Attractions and Activities
There are no visitor facilities in the Savage River National Park. If you are an intrepid hiker, you can take a four-wheel-drive vehicle into the surrounding reserve and carve your own path into the park. There you’ll find stunning geo-diversity, rushing river catchments, primitive flora and fauna, the most extensive basalt plateau in the country, undisturbed ecosystems, old forests and breathtaking wilderness.
It’s best to stay on the outskirts of the national park by visiting a number of forest reserves to the north and west to get a feel for what it is like inside the national park itself. The Julius River Forest Reserve and Milkshakes Hills Forest Reserve are similar to Savage River National Park and have visitor facilities and mechanized access. You’ll be much safer in these areas while being able to experience similar ecosystems and terrains. You can also find plenty of nature walks in the surrounding Savage River Regional Reserve as well as fishing, camping, off-road driving tracks, rafting, kayaking and canoeing opportunities. Image Credit: Tourism Tasmania and Rob Burnett
Savage River National Park contains the largest untouched cool temperate rainforest in Australia. In the Western corner of the park, you’ll find an incredibly extensive basalt plateau while the Savage River itself pours through a gorge covered in thick rainforest.

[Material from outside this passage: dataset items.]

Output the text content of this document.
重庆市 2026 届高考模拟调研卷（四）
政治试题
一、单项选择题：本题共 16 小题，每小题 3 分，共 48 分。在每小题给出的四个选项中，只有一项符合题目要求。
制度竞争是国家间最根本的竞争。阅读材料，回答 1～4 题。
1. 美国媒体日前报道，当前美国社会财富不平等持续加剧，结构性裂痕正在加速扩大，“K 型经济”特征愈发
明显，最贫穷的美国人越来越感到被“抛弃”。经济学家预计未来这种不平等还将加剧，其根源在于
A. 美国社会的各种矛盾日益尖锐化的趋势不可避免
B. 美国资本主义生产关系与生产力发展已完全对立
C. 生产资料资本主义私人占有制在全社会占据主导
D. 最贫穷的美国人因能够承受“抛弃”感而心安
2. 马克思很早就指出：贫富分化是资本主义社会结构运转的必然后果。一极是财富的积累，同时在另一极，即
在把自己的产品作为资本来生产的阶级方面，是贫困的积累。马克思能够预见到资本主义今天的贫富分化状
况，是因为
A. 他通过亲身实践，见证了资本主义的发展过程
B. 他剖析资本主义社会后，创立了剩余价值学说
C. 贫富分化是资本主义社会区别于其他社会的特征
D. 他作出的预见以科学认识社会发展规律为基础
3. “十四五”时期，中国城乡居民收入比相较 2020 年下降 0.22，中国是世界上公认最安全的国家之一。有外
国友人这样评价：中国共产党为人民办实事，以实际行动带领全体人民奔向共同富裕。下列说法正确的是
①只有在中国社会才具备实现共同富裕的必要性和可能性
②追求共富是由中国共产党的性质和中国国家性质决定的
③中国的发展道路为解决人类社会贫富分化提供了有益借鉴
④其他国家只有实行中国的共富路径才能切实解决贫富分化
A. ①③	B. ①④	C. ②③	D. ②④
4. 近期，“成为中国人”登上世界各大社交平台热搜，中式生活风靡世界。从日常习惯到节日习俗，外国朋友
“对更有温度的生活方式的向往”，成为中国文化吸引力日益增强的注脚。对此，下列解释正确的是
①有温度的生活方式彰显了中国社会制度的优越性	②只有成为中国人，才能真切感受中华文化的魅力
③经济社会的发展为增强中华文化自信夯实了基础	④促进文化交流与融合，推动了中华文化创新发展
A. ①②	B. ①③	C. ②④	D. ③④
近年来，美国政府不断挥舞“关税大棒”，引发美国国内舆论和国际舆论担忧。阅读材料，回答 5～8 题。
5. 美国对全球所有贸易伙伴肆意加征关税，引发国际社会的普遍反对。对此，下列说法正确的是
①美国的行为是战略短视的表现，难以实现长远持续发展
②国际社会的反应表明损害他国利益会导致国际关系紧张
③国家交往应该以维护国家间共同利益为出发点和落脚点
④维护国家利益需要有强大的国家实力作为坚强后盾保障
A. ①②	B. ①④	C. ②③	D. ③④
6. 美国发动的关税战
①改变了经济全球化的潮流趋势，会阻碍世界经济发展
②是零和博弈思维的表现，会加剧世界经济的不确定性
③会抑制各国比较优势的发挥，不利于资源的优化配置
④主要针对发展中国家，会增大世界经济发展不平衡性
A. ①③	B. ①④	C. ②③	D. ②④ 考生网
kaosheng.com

The weather in the park remains cool throughout the year and temperatures can get pretty low when the sun sets. Couple cool temperatures with unpredictable rainy weather, and you have a recipe for dangerous conditions in unreachable lands.
Tasmanian devils wander this incredibly rugged stretch of land. They tend to love the wet scrubland and buttongrass moorland. You’ll also find Dusky Antechinus, Broad-toothed Mice, Wedge-tailed Eagles, Swift Parrots and Grey Goshawks. The Savage River itself contains giant crayfish. Image Credit: Tourism Tasmania & Paul Leitch
Facilities and Camping
There are no camping sites or facilities in the park.
This park was not established until 1999. This particular stretch of land is so beautiful that it is barred from human settlement and Tasmania has gone out of its way to prevent mechanized access to the Savage River Area. It was set aside to protect its incredible biodiversity in an intact rainforest ecosystem.